La historia de Berta parecía sacada de la ficción. Rica heredera de una poderosa familia del norte, había decidido, contra la voluntad de sus padres, ingresar en una orden religiosa. Tras varios años en el convento, lejos del mundo exterior y sin apenas contacto con su familia, la tentación llegó cuando el anciano capellán del monasterio fue sustituido por un sacerdote de origen senegalés cuyos estudios en Roma le habían sido pagados por la orden de la Merced.
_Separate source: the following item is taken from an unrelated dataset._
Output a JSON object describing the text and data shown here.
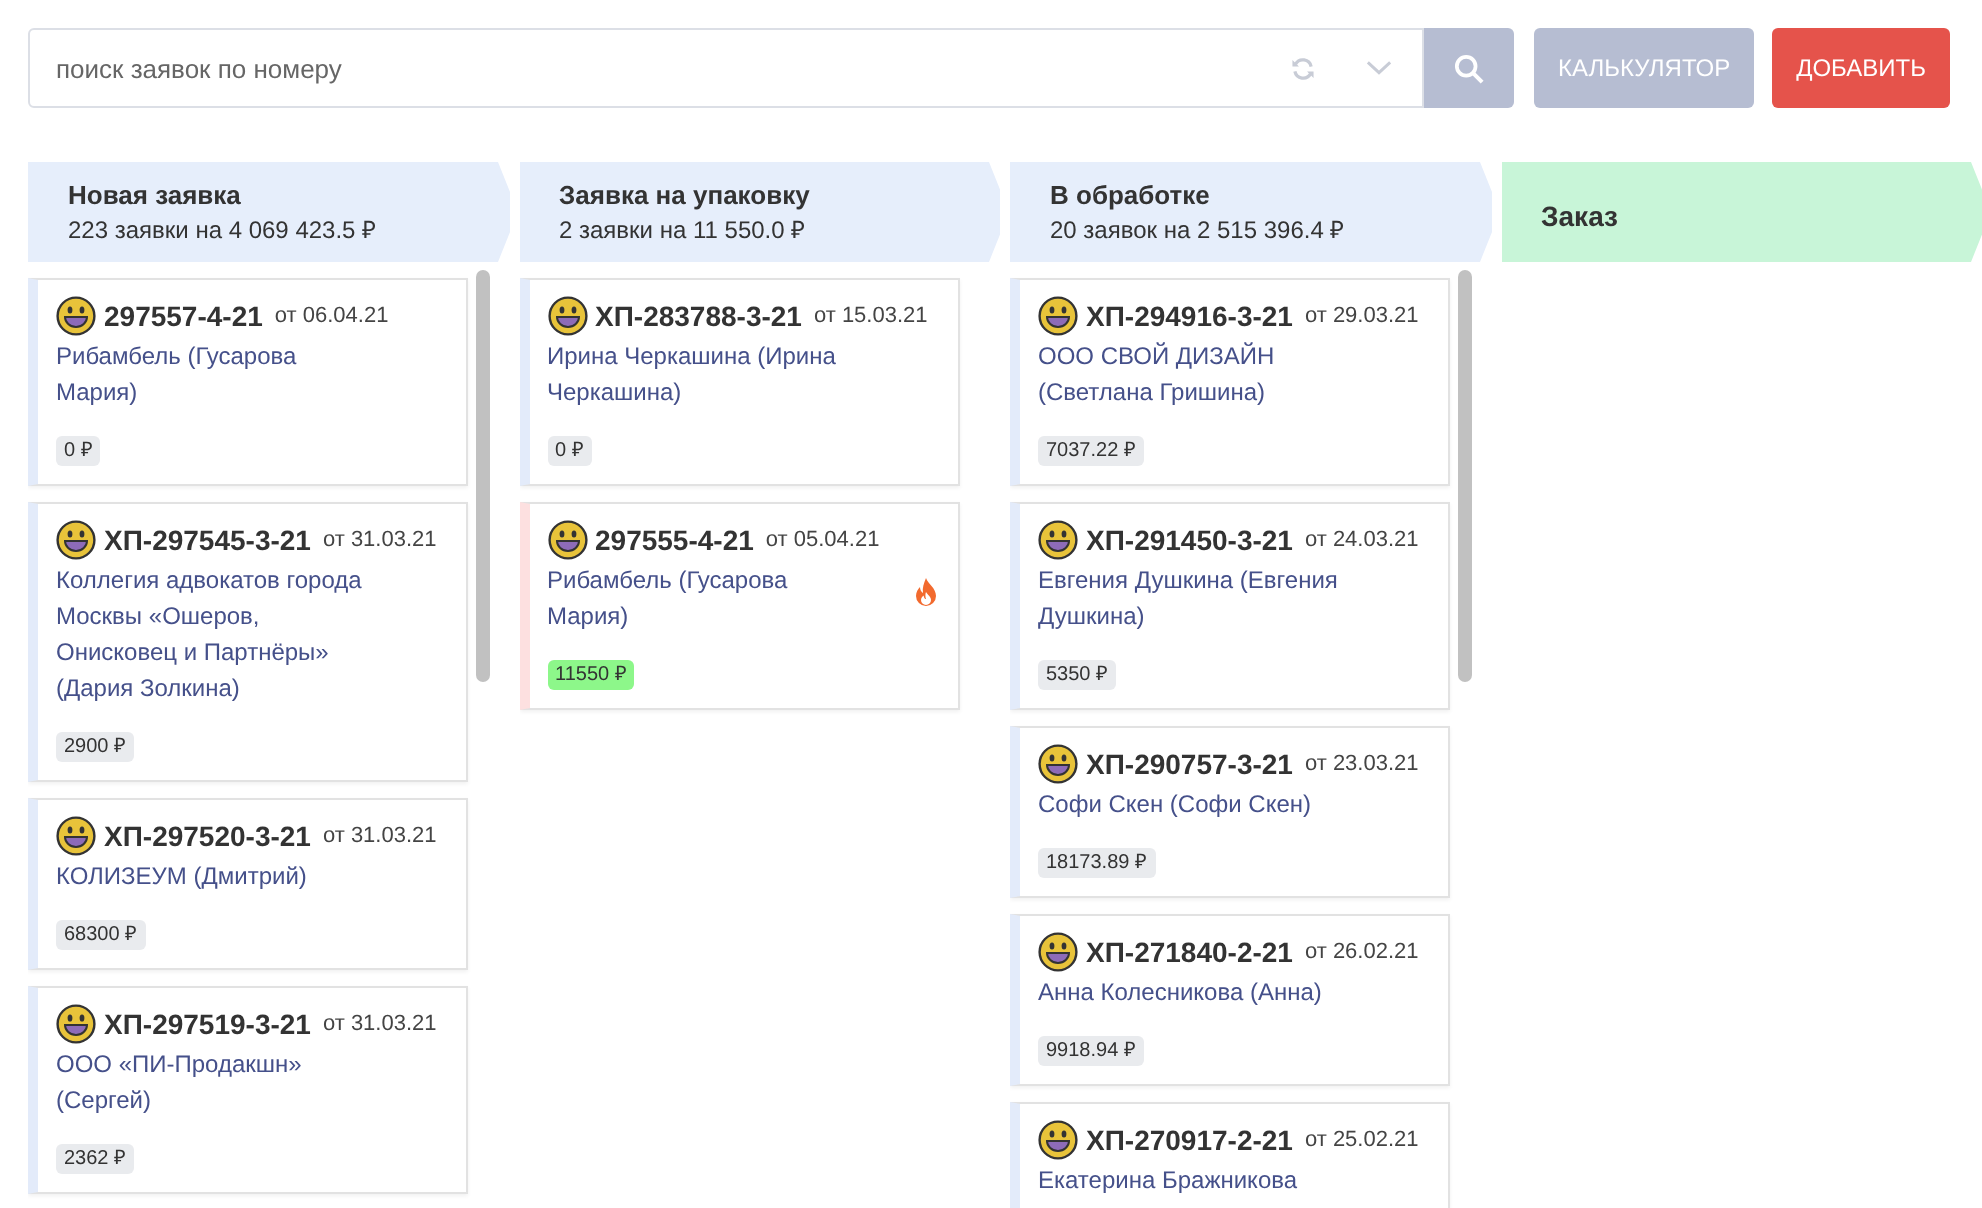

Acabados los estudios y correspondiendo a la generosidad de la orden religiosa, le ofreció sus servicios pastorales durante dos años.
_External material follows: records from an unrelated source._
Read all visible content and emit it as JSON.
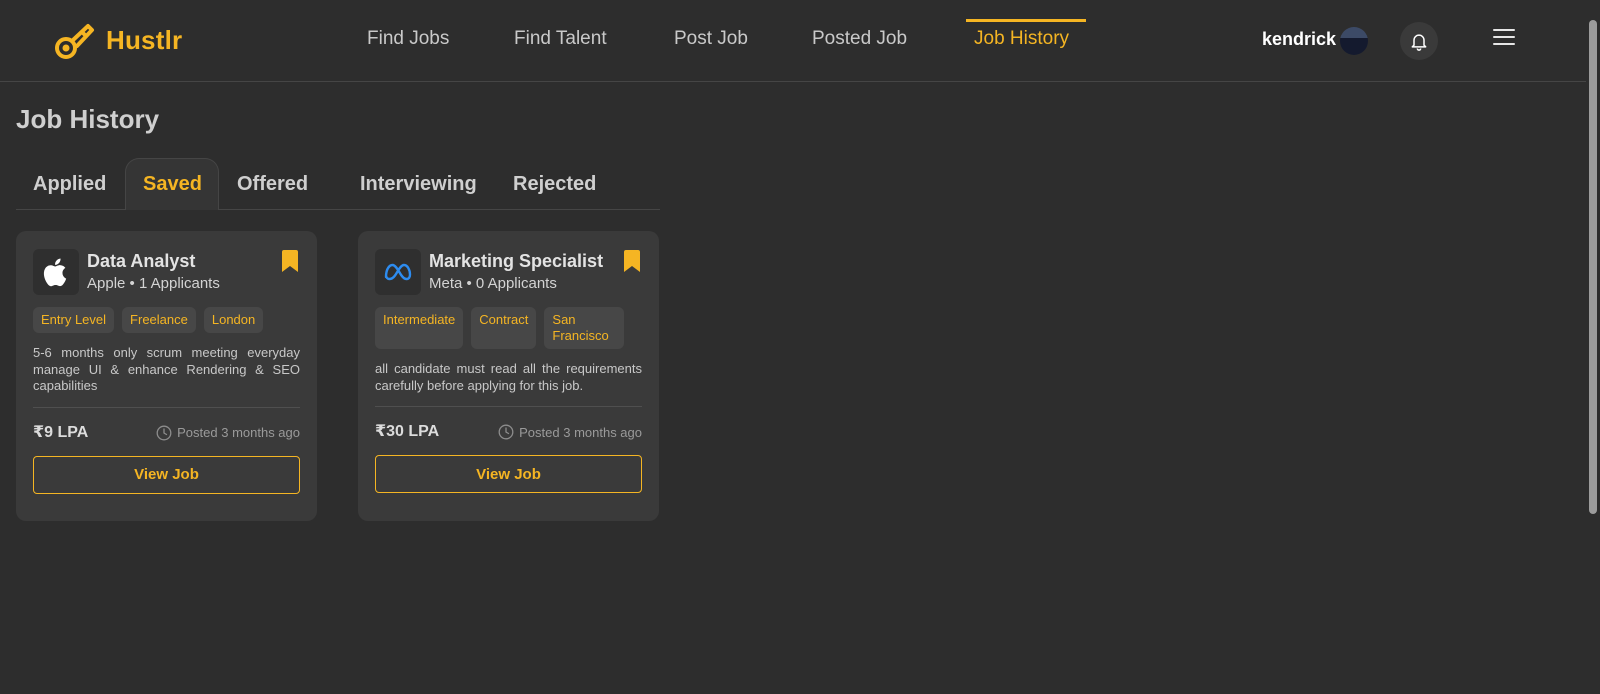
{
  "brand": {
    "name": "Hustlr"
  },
  "nav": {
    "items": [
      {
        "label": "Find Jobs"
      },
      {
        "label": "Find Talent"
      },
      {
        "label": "Post Job"
      },
      {
        "label": "Posted Job"
      },
      {
        "label": "Job History"
      }
    ],
    "active": "Job History"
  },
  "user": {
    "name": "kendrick"
  },
  "icons": {
    "bell": "bell-icon",
    "menu": "hamburger-menu-icon",
    "clock": "clock-icon",
    "bookmark": "bookmark-icon"
  },
  "colors": {
    "accent": "#f5b523",
    "background": "#2d2d2d",
    "card": "#3a3a3a"
  },
  "page": {
    "title": "Job History"
  },
  "tabs": {
    "items": [
      {
        "label": "Applied"
      },
      {
        "label": "Saved"
      },
      {
        "label": "Offered"
      },
      {
        "label": "Interviewing"
      },
      {
        "label": "Rejected"
      }
    ],
    "active": "Saved"
  },
  "jobs": [
    {
      "title": "Data Analyst",
      "subtitle": "Apple • 1 Applicants",
      "company_icon": "apple-logo-icon",
      "tags": [
        "Entry Level",
        "Freelance",
        "London"
      ],
      "description": "5-6 months only scrum meeting everyday manage UI & enhance Rendering & SEO capabilities",
      "salary": "₹9 LPA",
      "posted": "Posted 3 months ago",
      "button": "View Job"
    },
    {
      "title": "Marketing Specialist",
      "subtitle": "Meta • 0 Applicants",
      "company_icon": "meta-logo-icon",
      "tags": [
        "Intermediate",
        "Contract",
        "San Francisco"
      ],
      "description": "all candidate must read all the requirements carefully before applying for this job.",
      "salary": "₹30 LPA",
      "posted": "Posted 3 months ago",
      "button": "View Job"
    }
  ]
}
Berta que había sido insensible a las súplicas de su familia, experimentó un cambio radical con la llegada de Cheikh. El témpano de su corazón comenzó a fundirse en presencia de aquel joven sacerdote negro de grandes y profundos ojos, de labios carnosos, de caminar de gacela.

Con la misma determinación que había abandonado la casa paterna para enclaustrarse en el convento, una noche, todas las hermanas ya en sus celdas, salió sin sus hábitos a la hora en que Cheikh acababa su jornada en el convento. La fuga había sido concertada con el capellán.

Una pensión a las afueras de la pequeña ciudad les sirvió de refugio. Al día siguiente, antes de que saltaran las alarmas en el convento, habían salido para Roma donde era más fácil mantener el anonimato. Así pasaron varias semanas. Hasta que los remordimientos de Cheikh hicieron tan insoportables sus relaciones diarias, todo el día juntos en la habitación o paseando a escondidas, que abandonó a Berta. Incapaz de volver al convento ni de pedir ayuda a sus padres, que la hubieran recibido con los brazos abiertos, fue buscando trabajo en hoteles y bares.

Dos camareros malintencionados, guiñándose los ojos, le indicaron un bar nocturno donde quizá podría encontrar trabajo. Ella, ingenua e inexperta, acudió aquella misma tarde. El bar no era otro que el club nocturno regentado por Angelo. Allí comenzó una nueva vida.

Angelo le recordaba a la madre priora y quizá prefería su trato directo, casi brusco aunque correcto, al retorcido y sibilino de la madre Filipa. En cuanto a sus nuevas compañeras no salía de su asombro. Le enseñaron todo: a peinarse, a vestirse, a comportarse… Sus muestras de cariño, hasta sus caricias, llenas de espontaneidad, sin malicia, tan distintas de aquellos roces intencionados llenos de erotismo inhibido de sus hermanas de religión.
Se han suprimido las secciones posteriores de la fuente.